Nature snapshots [and snide shots]
A very rich issue of Nature I received [late] just before leaving for Warwick with a series of reviews on quantum computing, presenting machine learning as the most like immediate application of this new type of computing. Also including irate letters and an embarassed correction of an editorial published the week before reflecting on the need (or lack thereof) to remove or augment statues of scientists whose methods were unethical, even when eventually producing long lasting advances. (Like the 19th Century gynecologist J. Marion Sims experimenting on female slaves.) And a review of a book on the fascinating topic of Chinese typewriters. And this picture above of a flooded playground that looks like a piece of abstract art thanks to the muddy background.
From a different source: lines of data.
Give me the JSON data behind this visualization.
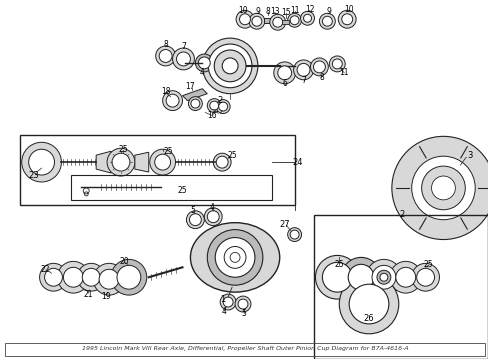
{
  "title": "Outer Pinion Cup",
  "part_number": "B7A-4616-A",
  "vehicle": "1995 Lincoln Mark VIII",
  "section": "Rear Axle, Differential, Propeller Shaft",
  "background_color": "#ffffff",
  "line_color": "#222222",
  "fill_light": "#d8d8d8",
  "fill_mid": "#bbbbbb",
  "fill_dark": "#999999",
  "text_color": "#000000",
  "figsize": [
    4.9,
    3.6
  ],
  "dpi": 100,
  "caption": "Outer Pinion Cup Diagram for B7A-4616-A"
}
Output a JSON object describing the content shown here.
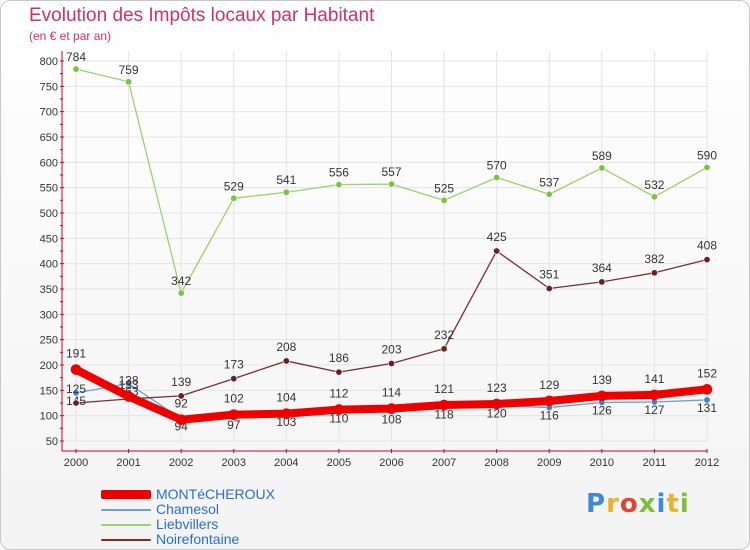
{
  "header": {
    "title": "Evolution des Impôts locaux par Habitant",
    "subtitle": "(en € et par an)"
  },
  "logo": {
    "letters": [
      "P",
      "r",
      "o",
      "x",
      "i",
      "t",
      "i"
    ],
    "colors": [
      "#3d8bd8",
      "#e9b32a",
      "#e0462c",
      "#7dbf3b",
      "#3d8bd8",
      "#e9b32a",
      "#7dbf3b"
    ]
  },
  "chart_data": {
    "type": "line",
    "title": "Evolution des Impôts locaux par Habitant",
    "ylabel": "(en € et par an)",
    "xlabel": "",
    "ylim": [
      50,
      800
    ],
    "yticks": [
      50,
      100,
      150,
      200,
      250,
      300,
      350,
      400,
      450,
      500,
      550,
      600,
      650,
      700,
      750,
      800
    ],
    "grid": true,
    "legend": "bottom-left",
    "x": [
      "2000",
      "2001",
      "2002",
      "2003",
      "2004",
      "2005",
      "2006",
      "2007",
      "2008",
      "2009",
      "2010",
      "2011",
      "2012"
    ],
    "series": [
      {
        "name": "Chamesol",
        "color": "#6f9ed0",
        "point_color": "#3a7fd0",
        "values": [
          145,
          163,
          94,
          97,
          103,
          110,
          108,
          118,
          120,
          116,
          126,
          127,
          131
        ]
      },
      {
        "name": "Liebvillers",
        "color": "#9ad26b",
        "point_color": "#7cc243",
        "values": [
          784,
          759,
          342,
          529,
          541,
          556,
          557,
          525,
          570,
          537,
          589,
          532,
          590
        ]
      },
      {
        "name": "Noirefontaine",
        "color": "#7b2e2e",
        "point_color": "#6a1f24",
        "values": [
          125,
          133,
          139,
          173,
          208,
          186,
          203,
          232,
          425,
          351,
          364,
          382,
          408
        ]
      },
      {
        "name": "MONTéCHEROUX",
        "color": "#ee0000",
        "point_color": "#ee0000",
        "values": [
          191,
          138,
          92,
          102,
          104,
          112,
          114,
          121,
          123,
          129,
          139,
          141,
          152
        ]
      }
    ],
    "legend_order": [
      "MONTéCHEROUX",
      "Chamesol",
      "Liebvillers",
      "Noirefontaine"
    ]
  }
}
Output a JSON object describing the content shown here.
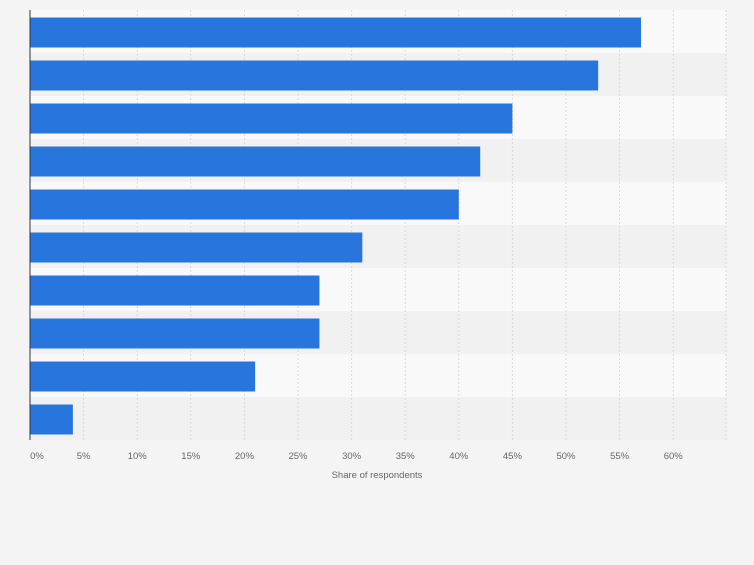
{
  "chart_data": {
    "type": "bar",
    "orientation": "horizontal",
    "title": "",
    "xlabel": "Share of respondents",
    "ylabel": "",
    "categories": [
      "",
      "",
      "",
      "",
      "",
      "",
      "",
      "",
      "",
      ""
    ],
    "values": [
      57,
      53,
      45,
      42,
      40,
      31,
      27,
      27,
      21,
      4
    ],
    "unit": "%",
    "xlim": [
      0,
      65
    ],
    "xticks": [
      0,
      5,
      10,
      15,
      20,
      25,
      30,
      35,
      40,
      45,
      50,
      55,
      60
    ],
    "xtick_labels": [
      "0%",
      "5%",
      "10%",
      "15%",
      "20%",
      "25%",
      "30%",
      "35%",
      "40%",
      "45%",
      "50%",
      "55%",
      "60%"
    ],
    "grid": true,
    "legend": "none"
  },
  "colors": {
    "bar": "#2876dd",
    "band_light": "#f9f9f9",
    "band_dark": "#f1f1f1",
    "background": "#f4f4f4",
    "grid": "#d9d9d9",
    "axis": "#333333",
    "text": "#666666"
  }
}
“Quantum mechanics is well known to produce atypical patterns in data. Classical machine learning methods such as deep neural networks frequently have the feature that they can both recognize statistical patterns in data and produce data that possess the same statistical patterns: they recognize the patterns that they produce. This observation suggests the following hope. If small quantum information processors can produce statistical patterns that are computationally difficult for a classical computer to produce, then perhaps they can also recognize patterns that are equally difficult to recognize classically.” Jacob Biamonte et al., Nature, 14 Sept 2017
One of the review papers on quantum computing is about quantum machine learning. Although like Jon Snow I know nothing about this, I find it rather dull as it spends most of its space on explaining existing methods like PCA and support vector machines. Rather than exploring potential paradigm shifts offered by the exotic nature of quantum computing. Like moving to Bayesian logic that mimics a whole posterior rather than produces estimates or model probabilities. And away from linear representations. (The paper mentions a O(√N) speedup for Bayesian inference in a table, but does not tell more, which may thus be only about MAP estimators for all I know.) I also disagree with the brave new World tone of the above quote or misunderstand its meaning. Since atypical and statistical cannot but clash, “universal deep quantum learners may recognize and classify patterns that classical computers cannot” does not have a proper meaning. The paper contains a vignette about quantum Boltzman machines that finds a minimum entropy approximation to a four state distribution, with comments that seem to indicate an ability to simulate from this system.